Multi-Layer Perceptrons and Back-Propagation; a Derivation and Implementation in Python

Sun, 27 Mar 2016

Computer Science, Machine Learning, Mathematics, Neural Networks, Numpy

Artificial neural networks have regained popularity in machine learning circles with recent advances in deep learning. Deep learning techniques trace their origins back to the concept of back-propagation in multi-layer perceptron (MLP) networks, the topic of this post. The complete code from this post is available on GitHub.
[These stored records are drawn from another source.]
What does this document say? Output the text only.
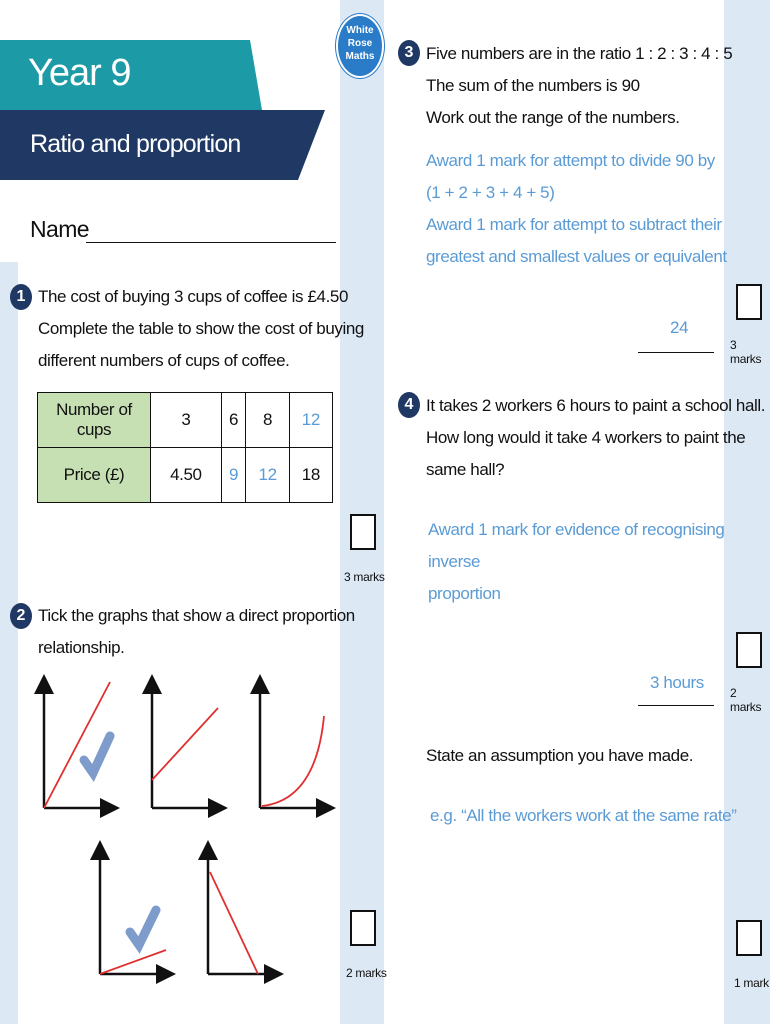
Year 9
Ratio and proportion
White
Rose
Maths
Name
1 The cost of buying 3 cups of coffee is £4.50
Complete the table to show the cost of buying
different numbers of cups of coffee.
Number of cups	3	6	8	12
Price (£)	4.50	9	12	18
3 marks
2 Tick the graphs that show a direct proportion
relationship.
2 marks
3 Five numbers are in the ratio 1 : 2 : 3 : 4 : 5
The sum of the numbers is 90
Work out the range of the numbers.
Award 1 mark for attempt to divide 90 by
(1 + 2 + 3 + 4 + 5)
Award 1 mark for attempt to subtract their
greatest and smallest values or equivalent
24
3 marks
4 It takes 2 workers 6 hours to paint a school hall.
How long would it take 4 workers to paint the
same hall?
Award 1 mark for evidence of recognising inverse
proportion
3 hours
2 marks
State an assumption you have made.
e.g. “All the workers work at the same rate”
1 mark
Multi-Layer Perceptron Networks for Regression

A MLP network consists of layers of artificial neurons connected by weighted edges. Neurons are denoted \(n_{ij}\) for the \(j\)-th neuron in the \(i\)-th layer of the MLP from left to right top to bottom. Inputs are fed into the leftmost layer and propagate through the network along weighted edges until reaching the final, or output, layer. An example of a MLP network can be seen below in Figure 1.

mlp

Figure 1: A Multi-Layer Perceptron Network

The input to a neuron \(n_{ij}\), also known as the "net" denoted \(\nu_{ij}\), is the weighted sum of all incoming edges plus an optional bias. Its output \(f_{i}(\nu_{ij})=o_{ij}\) is computed by applying the \(i\)-th layer's activation function \(f_{i}\) to \(\nu_{ij}\). By arranging the weights of each layer into a matrices , the output of the \(i\)-th layer of a MLP can be computed as:

\[\displaylines{\textbf{o}_{i}=f_{i}(\boldsymbol{\nu}_{i})=f_{i}(\textbf{W}_{i}^{T}\textbf{o}_{i-1}+\textbf{b}_{i})}\ .\]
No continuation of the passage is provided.